C'est dans ce dossier que le nom de Jean Charles Marchiani fut prononcé comme PDG d'une société (parallèle à la SERVAIR et dont il était aussi le PDG de l'époque …) qu'il aurait créé à Djibouti. Société d'import/export en tous genres …créée en fin des années 80 puis qu'il aurait " rétrocédée " à Abdourahman Borreh dans les mois qui ont suivi l'assassinat du Juge Bernard Borrel.

La thèse selon laquelle l'assassinat du Juge français serait lié exclusivement à ses découvertes dans les investigations complémentaires menées sur l'affaire de l'attentat du Café de Paris menant - à notre sens - à une voie sans issue ; celle d'un lien fort probable avec la découverte d'un important trafic d'armes impliquant indirectement Ismaïl Omar Guelleh et " d'honorables étrangers bon chic…bon genre " paraît de plus en plus probable.

Il n'est pas nécessaire d'être avocat ou magistrat pour savoir qu'illégalité et injustice sont synonymes et pratiques institutionnalisées à haut niveau au Royaume bananier de son Excellentissime Sérénité Ismaïl Omar Guelleh.

Oui mais " l'ordre des désordres " doit impérativement y régner, alors rien d'important ne s'est passé et ne se passe à Djibouti….

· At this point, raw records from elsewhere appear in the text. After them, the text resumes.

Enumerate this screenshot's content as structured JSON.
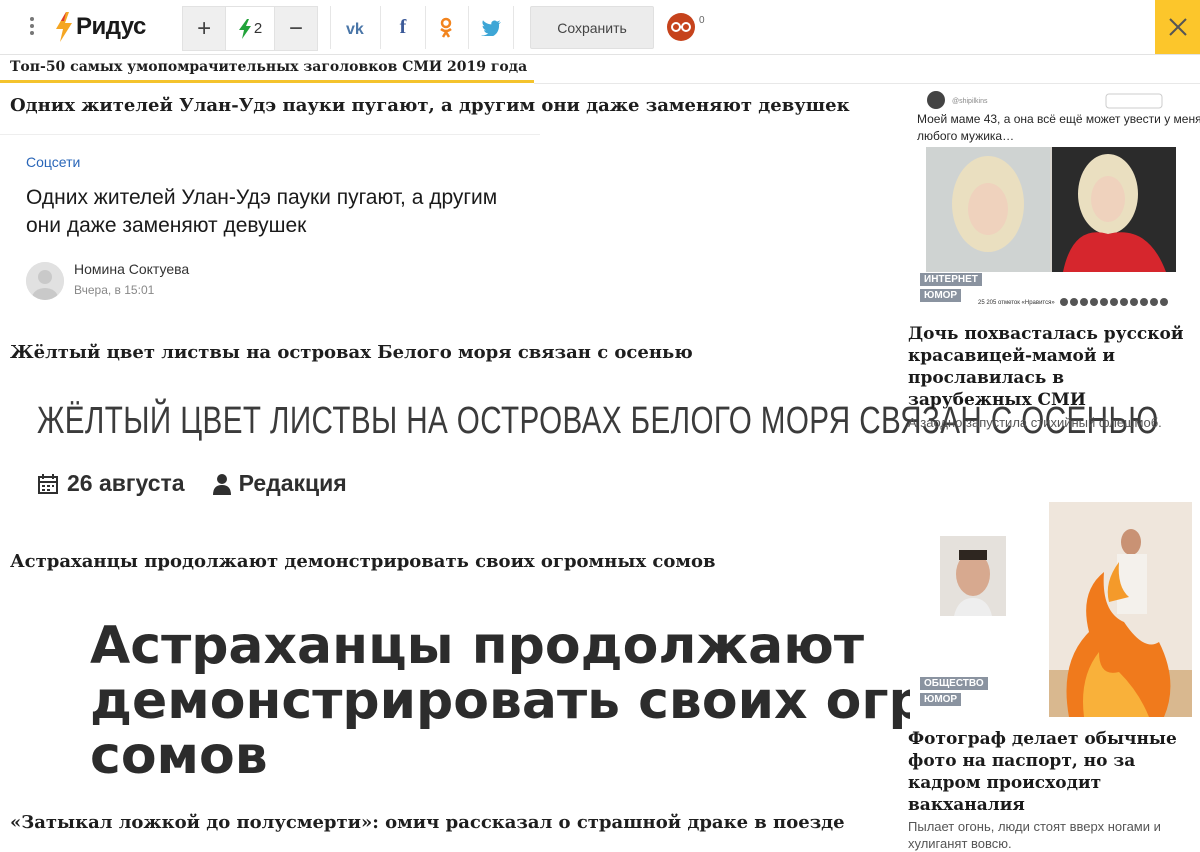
{
  "toolbar": {
    "logo": "Ридус",
    "vote_plus": "+",
    "vote_count": "2",
    "vote_minus": "−",
    "share_vk": "vk",
    "share_fb": "f",
    "share_ok": "ok",
    "save_label": "Сохранить",
    "badge_count": "0",
    "accent_color": "#fcc62b",
    "close_icon": "close-icon"
  },
  "collection": {
    "title": "Топ-50 самых умопомрачительных заголовков СМИ 2019 года"
  },
  "items": [
    {
      "headline": "Одних жителей Улан-Удэ пауки пугают, а другим они даже заменяют девушек",
      "card": {
        "category": "Соцсети",
        "title": "Одних жителей Улан-Удэ пауки пугают, а другим они даже заменяют девушек",
        "author": "Номина Соктуева",
        "date": "Вчера, в 15:01"
      }
    },
    {
      "headline": "Жёлтый цвет листвы на островах Белого моря связан с осенью",
      "big_title": "ЖЁЛТЫЙ ЦВЕТ ЛИСТВЫ НА ОСТРОВАХ БЕЛОГО МОРЯ СВЯЗАН С ОСЕНЬЮ",
      "date": "26 августа",
      "author": "Редакция"
    },
    {
      "headline": "Астраханцы продолжают демонстрировать своих огромных сомов",
      "big_lines": [
        "Астраханцы продолжают",
        "демонстрировать своих огром",
        "сомов"
      ]
    },
    {
      "headline": "«Затыкал ложкой до полусмерти»: омич рассказал о страшной драке в поезде"
    }
  ],
  "sidebar": [
    {
      "post_user": "@shipilkins",
      "post_text": "Моей маме 43, а она всё ещё может увести у меня любого мужика…",
      "post_likes": "25 205 отметок «Нравится»",
      "tags": [
        "ИНТЕРНЕТ",
        "ЮМОР"
      ],
      "title": "Дочь похвасталась русской красавицей-мамой и прославилась в зарубежных СМИ",
      "desc": "А заодно запустила стихийный флешмоб."
    },
    {
      "tags": [
        "ОБЩЕСТВО",
        "ЮМОР"
      ],
      "title": "Фотограф делает обычные фото на паспорт, но за кадром происходит вакханалия",
      "desc": "Пылает огонь, люди стоят вверх ногами и хулиганят вовсю."
    }
  ]
}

Pendant ce temps, la Justice française avance lentement certes mais avance…en suivant son cours.

 

Ce n'est qu'au prix d'une ardente patience que nous pourrons conquérir la cité splendide qui redonnera la lumière, la justice et la dignité à tous les Djiboutiens/Djiboutiennes.

 

 

Secrétariat général du Gouvernement en Exil de Djibouti.